Pese a haber dedicado más de tres cuartas partes del 2018 a cimentar su campaña proselitista, con visible abandono de sus responsabilidades como Gobernador de Salta, Juan Manuel Urtubey ha considerado que el año pasado no fue un «año electoral» y por lo tanto ha resuelto postergar hasta los primeros días de 2019 el anuncio de que será candidato a Presidente de la Nación.
El anuncio -poco novedoso, por donde se lo quiera mirar- ha sido efectuado a varios medios de comunicación, entre ellos el diario El Tribuno de Salta, el mismo periódico al que el propio Urtubey y sus principales seguidores, poco antes de las elecciones provinciales de 2015, intentaron minar su credibilidad colgándole las peores etiquetas y vinculando a su propietario con actividades delictivas.
La entrevista que publican hoy El Tribuno, La Nación e Infobae al flamante candidato a Presidente contiene pasajes llamativos, como por ejemplo el que se abre con la invitación del entrevistador a que Urtubey haga una autocrítica de su largos años como Gobernador de Salta.
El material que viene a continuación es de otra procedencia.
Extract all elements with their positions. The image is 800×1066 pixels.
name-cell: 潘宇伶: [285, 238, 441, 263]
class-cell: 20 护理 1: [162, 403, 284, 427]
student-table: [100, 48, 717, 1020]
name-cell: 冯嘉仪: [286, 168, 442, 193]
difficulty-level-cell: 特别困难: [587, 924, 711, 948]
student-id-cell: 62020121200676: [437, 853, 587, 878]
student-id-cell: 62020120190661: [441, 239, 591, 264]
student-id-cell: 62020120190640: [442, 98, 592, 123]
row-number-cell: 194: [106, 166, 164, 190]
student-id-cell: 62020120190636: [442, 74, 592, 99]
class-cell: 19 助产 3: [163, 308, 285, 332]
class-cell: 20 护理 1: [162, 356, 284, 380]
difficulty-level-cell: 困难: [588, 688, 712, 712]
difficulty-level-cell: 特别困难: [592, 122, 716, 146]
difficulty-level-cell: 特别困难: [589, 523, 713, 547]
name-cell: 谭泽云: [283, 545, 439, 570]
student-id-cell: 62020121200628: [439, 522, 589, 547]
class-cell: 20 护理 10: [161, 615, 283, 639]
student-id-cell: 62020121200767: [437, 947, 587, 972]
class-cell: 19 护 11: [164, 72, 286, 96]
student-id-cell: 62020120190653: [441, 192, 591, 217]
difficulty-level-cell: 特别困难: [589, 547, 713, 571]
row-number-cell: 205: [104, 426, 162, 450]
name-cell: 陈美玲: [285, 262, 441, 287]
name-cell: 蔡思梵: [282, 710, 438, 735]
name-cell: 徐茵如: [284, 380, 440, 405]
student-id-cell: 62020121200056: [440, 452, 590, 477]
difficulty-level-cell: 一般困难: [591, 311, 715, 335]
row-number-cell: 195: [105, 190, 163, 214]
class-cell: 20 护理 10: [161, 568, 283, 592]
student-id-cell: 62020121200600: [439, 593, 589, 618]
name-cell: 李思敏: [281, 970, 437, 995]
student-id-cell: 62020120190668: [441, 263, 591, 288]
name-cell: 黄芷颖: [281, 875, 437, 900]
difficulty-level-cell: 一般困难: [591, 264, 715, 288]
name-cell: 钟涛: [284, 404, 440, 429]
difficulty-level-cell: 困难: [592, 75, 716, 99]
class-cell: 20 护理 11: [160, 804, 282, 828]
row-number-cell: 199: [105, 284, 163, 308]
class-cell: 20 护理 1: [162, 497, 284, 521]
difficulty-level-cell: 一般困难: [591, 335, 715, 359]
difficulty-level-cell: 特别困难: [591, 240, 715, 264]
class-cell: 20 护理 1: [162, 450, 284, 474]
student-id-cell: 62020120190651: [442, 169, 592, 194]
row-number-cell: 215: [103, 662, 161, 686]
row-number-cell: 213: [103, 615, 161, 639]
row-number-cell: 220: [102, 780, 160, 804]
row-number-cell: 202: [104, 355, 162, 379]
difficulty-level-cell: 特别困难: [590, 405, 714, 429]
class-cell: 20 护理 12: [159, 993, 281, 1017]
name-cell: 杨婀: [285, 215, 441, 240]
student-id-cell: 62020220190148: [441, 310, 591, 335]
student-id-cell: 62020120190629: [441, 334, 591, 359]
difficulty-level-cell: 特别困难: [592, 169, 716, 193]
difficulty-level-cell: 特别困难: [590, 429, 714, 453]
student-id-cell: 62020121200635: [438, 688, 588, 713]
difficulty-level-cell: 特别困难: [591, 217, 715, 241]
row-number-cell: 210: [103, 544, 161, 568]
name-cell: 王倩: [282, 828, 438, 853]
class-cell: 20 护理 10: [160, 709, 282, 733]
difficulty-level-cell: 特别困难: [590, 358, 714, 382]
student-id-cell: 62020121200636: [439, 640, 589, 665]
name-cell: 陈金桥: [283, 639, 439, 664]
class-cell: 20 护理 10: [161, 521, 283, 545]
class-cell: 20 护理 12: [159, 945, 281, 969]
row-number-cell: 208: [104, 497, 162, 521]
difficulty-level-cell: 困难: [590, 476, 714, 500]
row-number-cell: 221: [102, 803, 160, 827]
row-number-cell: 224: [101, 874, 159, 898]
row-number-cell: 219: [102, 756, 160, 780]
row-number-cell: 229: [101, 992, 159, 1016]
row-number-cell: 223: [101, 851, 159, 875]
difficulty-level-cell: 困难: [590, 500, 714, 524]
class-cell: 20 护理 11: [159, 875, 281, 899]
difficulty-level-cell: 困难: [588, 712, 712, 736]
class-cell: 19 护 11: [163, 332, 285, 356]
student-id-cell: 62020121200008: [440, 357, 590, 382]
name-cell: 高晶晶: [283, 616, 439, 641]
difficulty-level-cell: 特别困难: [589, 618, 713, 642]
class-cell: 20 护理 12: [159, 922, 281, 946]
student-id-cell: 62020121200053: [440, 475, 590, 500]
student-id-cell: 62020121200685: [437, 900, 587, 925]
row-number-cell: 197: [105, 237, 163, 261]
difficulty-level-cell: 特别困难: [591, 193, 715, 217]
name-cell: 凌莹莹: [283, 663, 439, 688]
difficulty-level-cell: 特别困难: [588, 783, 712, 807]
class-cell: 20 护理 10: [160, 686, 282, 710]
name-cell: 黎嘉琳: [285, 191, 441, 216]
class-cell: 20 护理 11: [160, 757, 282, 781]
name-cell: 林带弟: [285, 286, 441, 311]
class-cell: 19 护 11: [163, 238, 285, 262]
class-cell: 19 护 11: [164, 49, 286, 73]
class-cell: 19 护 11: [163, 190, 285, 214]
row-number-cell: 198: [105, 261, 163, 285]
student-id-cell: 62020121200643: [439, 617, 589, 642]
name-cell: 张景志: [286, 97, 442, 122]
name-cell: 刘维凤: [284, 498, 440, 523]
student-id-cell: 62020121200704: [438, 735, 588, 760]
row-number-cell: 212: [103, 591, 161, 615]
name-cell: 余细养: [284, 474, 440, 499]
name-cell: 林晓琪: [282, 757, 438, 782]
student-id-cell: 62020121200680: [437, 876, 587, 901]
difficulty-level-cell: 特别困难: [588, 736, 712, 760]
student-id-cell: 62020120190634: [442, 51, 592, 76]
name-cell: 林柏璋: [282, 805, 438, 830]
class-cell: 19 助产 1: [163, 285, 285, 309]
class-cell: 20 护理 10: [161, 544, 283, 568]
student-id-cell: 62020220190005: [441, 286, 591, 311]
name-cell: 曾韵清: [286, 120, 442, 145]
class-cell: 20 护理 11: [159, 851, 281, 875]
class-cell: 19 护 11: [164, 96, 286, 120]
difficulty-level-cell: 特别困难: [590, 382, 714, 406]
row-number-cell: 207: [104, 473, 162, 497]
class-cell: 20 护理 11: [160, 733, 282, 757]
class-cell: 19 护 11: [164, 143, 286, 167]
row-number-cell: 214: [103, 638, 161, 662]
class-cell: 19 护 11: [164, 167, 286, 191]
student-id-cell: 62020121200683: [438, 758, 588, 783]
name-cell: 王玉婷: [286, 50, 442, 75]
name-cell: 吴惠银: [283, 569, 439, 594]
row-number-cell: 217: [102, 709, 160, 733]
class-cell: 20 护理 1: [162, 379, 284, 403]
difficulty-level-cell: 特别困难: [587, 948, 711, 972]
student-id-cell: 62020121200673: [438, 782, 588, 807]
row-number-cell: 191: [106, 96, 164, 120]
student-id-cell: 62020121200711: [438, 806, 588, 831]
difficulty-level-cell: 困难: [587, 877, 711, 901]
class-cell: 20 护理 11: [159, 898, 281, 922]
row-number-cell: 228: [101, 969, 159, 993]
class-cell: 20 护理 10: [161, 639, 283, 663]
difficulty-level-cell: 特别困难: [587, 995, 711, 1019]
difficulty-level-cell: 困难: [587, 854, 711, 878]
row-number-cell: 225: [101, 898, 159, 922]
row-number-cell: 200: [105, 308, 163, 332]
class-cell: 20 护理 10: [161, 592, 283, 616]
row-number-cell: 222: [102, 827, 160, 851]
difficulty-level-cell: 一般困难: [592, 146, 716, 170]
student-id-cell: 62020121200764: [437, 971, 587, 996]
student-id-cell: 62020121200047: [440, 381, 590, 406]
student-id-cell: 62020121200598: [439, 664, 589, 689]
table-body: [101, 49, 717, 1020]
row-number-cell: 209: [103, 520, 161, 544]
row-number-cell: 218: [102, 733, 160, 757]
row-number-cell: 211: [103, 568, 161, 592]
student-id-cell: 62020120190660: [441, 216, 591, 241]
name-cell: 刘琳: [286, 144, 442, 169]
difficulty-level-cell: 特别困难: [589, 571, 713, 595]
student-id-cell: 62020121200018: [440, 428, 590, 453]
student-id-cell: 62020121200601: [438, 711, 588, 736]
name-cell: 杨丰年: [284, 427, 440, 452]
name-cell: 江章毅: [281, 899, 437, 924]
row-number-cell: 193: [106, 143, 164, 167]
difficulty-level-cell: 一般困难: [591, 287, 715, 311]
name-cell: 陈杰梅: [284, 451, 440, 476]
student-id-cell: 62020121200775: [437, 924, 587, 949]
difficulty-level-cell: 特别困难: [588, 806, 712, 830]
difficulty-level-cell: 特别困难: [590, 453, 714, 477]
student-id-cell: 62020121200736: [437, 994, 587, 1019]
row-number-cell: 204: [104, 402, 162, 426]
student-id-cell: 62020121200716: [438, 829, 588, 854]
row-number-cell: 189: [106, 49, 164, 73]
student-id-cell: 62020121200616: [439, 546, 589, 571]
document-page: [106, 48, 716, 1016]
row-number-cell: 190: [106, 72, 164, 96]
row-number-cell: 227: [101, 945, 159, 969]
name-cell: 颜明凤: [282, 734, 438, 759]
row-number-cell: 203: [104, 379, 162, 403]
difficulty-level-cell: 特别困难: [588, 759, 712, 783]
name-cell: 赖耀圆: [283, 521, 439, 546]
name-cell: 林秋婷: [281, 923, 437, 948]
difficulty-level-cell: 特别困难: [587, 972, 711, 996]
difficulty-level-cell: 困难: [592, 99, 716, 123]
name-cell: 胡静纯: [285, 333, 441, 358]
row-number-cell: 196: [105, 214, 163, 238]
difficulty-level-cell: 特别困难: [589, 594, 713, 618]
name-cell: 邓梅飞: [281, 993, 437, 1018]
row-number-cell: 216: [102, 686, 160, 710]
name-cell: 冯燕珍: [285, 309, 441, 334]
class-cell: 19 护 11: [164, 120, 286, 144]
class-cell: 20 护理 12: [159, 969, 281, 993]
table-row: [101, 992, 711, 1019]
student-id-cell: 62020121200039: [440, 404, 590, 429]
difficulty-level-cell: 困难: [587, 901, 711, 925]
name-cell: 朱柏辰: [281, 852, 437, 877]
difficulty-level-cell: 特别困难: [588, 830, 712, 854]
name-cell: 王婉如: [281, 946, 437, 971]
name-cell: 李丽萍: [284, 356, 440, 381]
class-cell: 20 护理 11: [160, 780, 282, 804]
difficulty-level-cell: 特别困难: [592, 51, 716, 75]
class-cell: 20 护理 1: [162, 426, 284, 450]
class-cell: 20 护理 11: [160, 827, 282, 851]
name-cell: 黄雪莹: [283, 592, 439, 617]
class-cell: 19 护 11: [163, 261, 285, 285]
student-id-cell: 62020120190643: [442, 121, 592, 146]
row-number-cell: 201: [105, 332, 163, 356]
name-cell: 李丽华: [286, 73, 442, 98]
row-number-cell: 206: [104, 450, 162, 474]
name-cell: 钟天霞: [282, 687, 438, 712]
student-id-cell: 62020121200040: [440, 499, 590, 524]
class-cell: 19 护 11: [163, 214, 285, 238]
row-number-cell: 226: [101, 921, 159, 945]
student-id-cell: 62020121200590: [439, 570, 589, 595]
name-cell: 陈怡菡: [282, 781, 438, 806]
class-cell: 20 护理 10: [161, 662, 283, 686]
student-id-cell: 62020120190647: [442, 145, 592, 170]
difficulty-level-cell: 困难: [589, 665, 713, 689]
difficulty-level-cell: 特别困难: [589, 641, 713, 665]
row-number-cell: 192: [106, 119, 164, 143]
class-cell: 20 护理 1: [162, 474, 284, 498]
Muy lejos de ensayar la autocrítica solicitada, el Gobernador y candidato a Presidente respondió con dos argumentos: uno defensivo (la teórica dificultad para lograr mejores indicadores sociales en Salta, algo que Urtubey no atribuye a la torpeza propia sino a los condicionantes de la «situación macro del país») y otro ofensivo (las nuevas cifras de la mortalidad infantil y de mortalidad materna, que incluso en los países más pobres y atrasados del mundo vienen descendiendo de manera acelerada).
Es decir que la respuesta fue: autocrítica cero.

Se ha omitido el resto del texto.